Even though Siddiqui’s journey took longer than most, support from his family, faculty and Cynthia Baur, his advisor and endowed chair and director of the Horowitz Center for Health Literacy, kept him focused.

“There were a few times where I was like, ‘Man, I'm done. Do I really need to finish?’” he said. “And my wife said, ‘Yes. You need to see it through so you don't have regrets in the future. Your daughters are also going to remember this moment.’”

“Researching and writing a dissertation is a long haul and a labor of love,” Dr. Baur said. “Even though Junaed works full-time as a data scientist and has a beautiful family with two young daughters, he still found the time to take each step in the dissertation and do the necessary work. He is an example to other students about how to commit to a dissertation and follow through.”

Siddiqui said the skills he learned at the School of Public Health prepared him for his job at PwC. 

“The program helped me think about things in a very structured manner,” he said. “For example, Dr. [James] Butler's course on program planning … I still use some of those frameworks today when I'm building out suggestions for our clients. Also the ability to quickly identify the advantages and disadvantages of certain theories.”
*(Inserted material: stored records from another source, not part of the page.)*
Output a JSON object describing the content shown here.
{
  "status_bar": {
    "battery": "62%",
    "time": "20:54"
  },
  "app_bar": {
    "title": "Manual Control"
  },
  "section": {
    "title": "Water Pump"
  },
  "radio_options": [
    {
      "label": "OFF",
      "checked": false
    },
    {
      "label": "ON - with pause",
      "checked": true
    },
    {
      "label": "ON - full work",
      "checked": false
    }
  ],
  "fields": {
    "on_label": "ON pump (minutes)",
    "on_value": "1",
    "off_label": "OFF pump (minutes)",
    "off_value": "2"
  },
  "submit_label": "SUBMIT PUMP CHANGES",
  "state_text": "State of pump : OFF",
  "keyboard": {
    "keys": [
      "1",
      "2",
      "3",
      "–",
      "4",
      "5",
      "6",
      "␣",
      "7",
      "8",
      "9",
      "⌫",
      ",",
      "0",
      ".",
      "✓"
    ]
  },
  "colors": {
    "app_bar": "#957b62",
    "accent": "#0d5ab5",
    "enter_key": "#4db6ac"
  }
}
Now that his time at UMD has come to an end, Siddiqui said he has some advice for incoming Ph.D. students. 

“Go after what interests you, and feel empowered to leverage all the amazing faculty we have on campus,” he said. “And remember that even when you get a Ph.D. or graduate from a program, that doesn’t mean you’ve learned everything there is to learn. You are always going to be a student of the field.”